Soviet Modernism, and its various iterations across Central Asia, was one of the 20th century’s most distinctive architectural styles

Those who have studied the machineries of control in the USSR will be familiar with how important architecture was in promoting the regime’s societal aspirations. Monotonous and monumental, this unflinching aesthetic was designed to enforce an agenda of homogenisation, assimilation and submission.

Soviet Asia, a new book published by Fuel, reveals that the ways in which Communist ideology was translated across its architecture was, in fact, more complex than we might think. Italian photographers Roberto Conte and Stefano Perego, travelled across the former Soviet republics of Kazakhstan, Kyrgyzstan, Tajikistan and Uzbekistan photographing buildings erected from the 1950s to the disintegration of the Communist bloc. Their work details the regional variations of architecture in Central Asia, presenting us with familiar images of Soviet-era structures, but not as foreign eyes might know it.

At once threatening and majestic, these otherworldly edifices offer a different face of Soviet imperialism. Power-flexing forms are infused with Eastern characteristics. Cramped residential towers, imposing state buildings, and vast museums are integrated with Persian and Islamic influences such as mosaics and frescoes. The yurt-shaped roofs of the bazaars of Tashkent and Almaty nod to the region’s nomadic lifestyles and latticed facades recall the overworked surfaces of traditional rugs, evoking a sense of ornateness not usually associated with Brutalist behemoths.

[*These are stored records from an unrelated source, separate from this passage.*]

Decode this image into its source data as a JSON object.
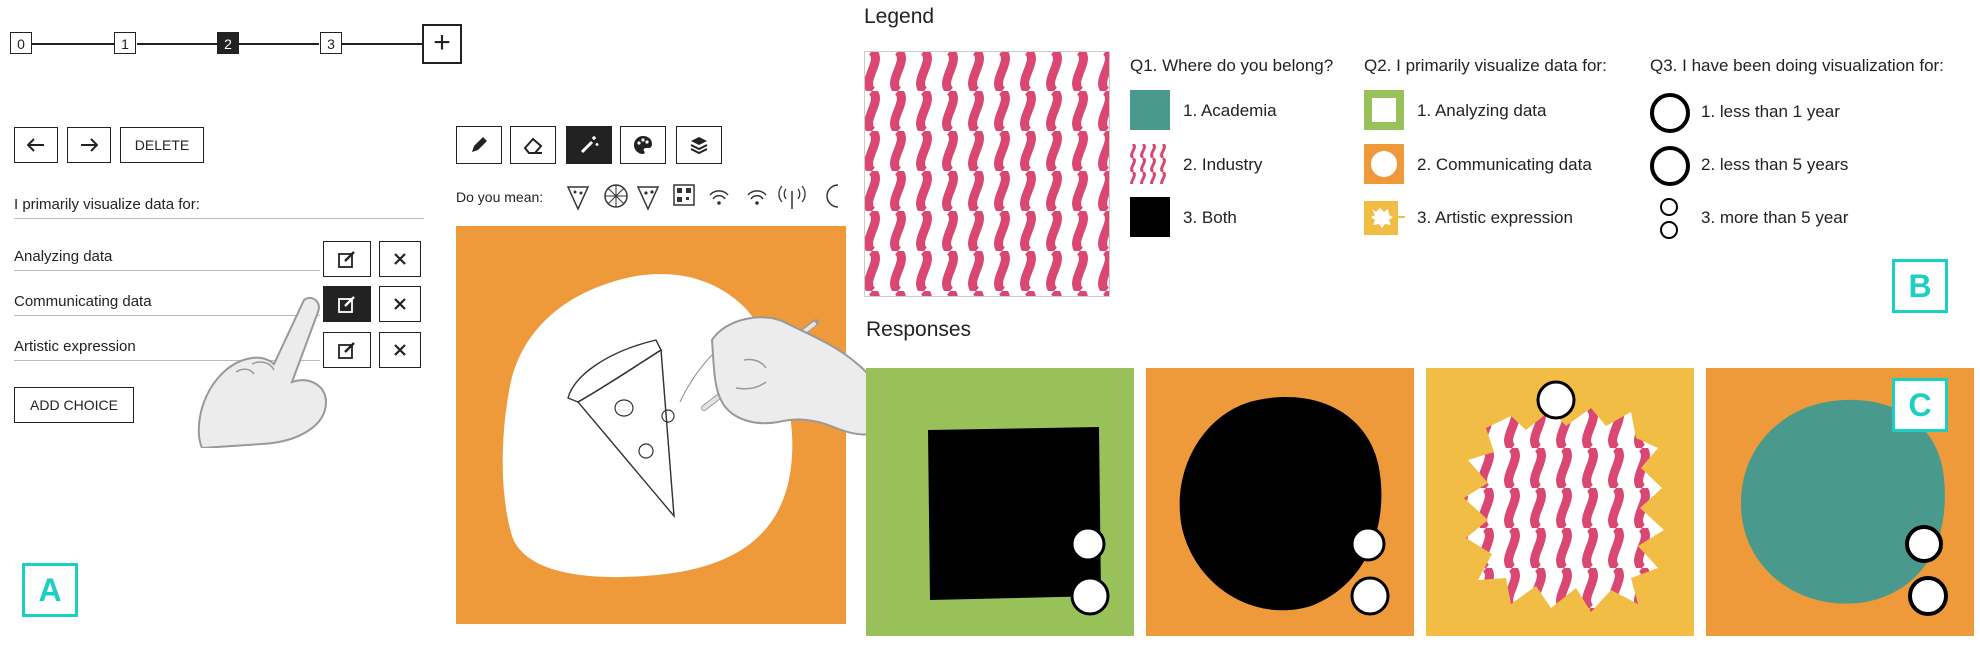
{
  "editor": {
    "steps": [
      "0",
      "1",
      "2",
      "3"
    ],
    "add_step": "+",
    "delete_label": "DELETE",
    "question": "I primarily visualize data for:",
    "choices": [
      "Analyzing data",
      "Communicating data",
      "Artistic expression"
    ],
    "add_choice_label": "ADD CHOICE",
    "suggest_label": "Do you mean:",
    "panel_label": "A"
  },
  "legend": {
    "heading": "Legend",
    "q1": {
      "title": "Q1. Where do you belong?",
      "options": [
        "1. Academia",
        "2. Industry",
        "3. Both"
      ]
    },
    "q2": {
      "title": "Q2. I primarily visualize data for:",
      "options": [
        "1. Analyzing data",
        "2. Communicating data",
        "3. Artistic expression"
      ]
    },
    "q3": {
      "title": "Q3. I have been doing visualization for:",
      "options": [
        "1. less than 1 year",
        "2. less than 5 years",
        "3. more than 5 year"
      ]
    },
    "panel_label": "B"
  },
  "responses": {
    "heading": "Responses",
    "panel_label": "C"
  },
  "colors": {
    "teal": "#4a998d",
    "pink": "#d94772",
    "green": "#99c15a",
    "orange": "#ee9a3a",
    "yellow": "#f2bd45",
    "accent": "#1ccfc5"
  },
  "icons": [
    "arrow-left-icon",
    "arrow-right-icon",
    "edit-icon",
    "close-icon",
    "pencil-icon",
    "eraser-icon",
    "magic-wand-icon",
    "palette-icon",
    "layers-icon",
    "hand-pointer-icon",
    "hand-pen-icon"
  ]
}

These decorative inflections suggest that the regime was, in fact, open to compromise when it came to preserving the cultures of their Central Asian ‘little brothers’. But sandwiching these surreal photographs are two essays by architecture historian Alessandro De Magistris and urban history professor Marco Buttino who explain that this hybridisation was rather “a cleverly conceived reconstruction of local roots” designed to contextualise local traditions within the ideology of the period.

A closer look at some of the folkloric frescoes will reveal what they mean. A mosaic on a house in the Tajik capital Dushanbe depicts Avicenna, the great Persian philosopher next to Soviet astronauts, all contemplating the starry cosmos. This calculated visual storytelling was designed to embed national history within the context of a progressive socialist future, an architectural strategy “based on history yet striving to eclipse it”.

A fascinating dialogue between the traditional and the modern can be read across these built surroundings, a relationship which is not so much a struggle, but the architectural version of an arranged marriage. This new publication rejects a simplistic Western narrative of the all-encompassing hegemony of Soviet Modernism and commands a re-reading of these richly layered urban landscapes, as well as offering a more nuanced look into one of the most distinctive architectural styles of the 20th century.

Soviet Asia is out now, published by Fuel.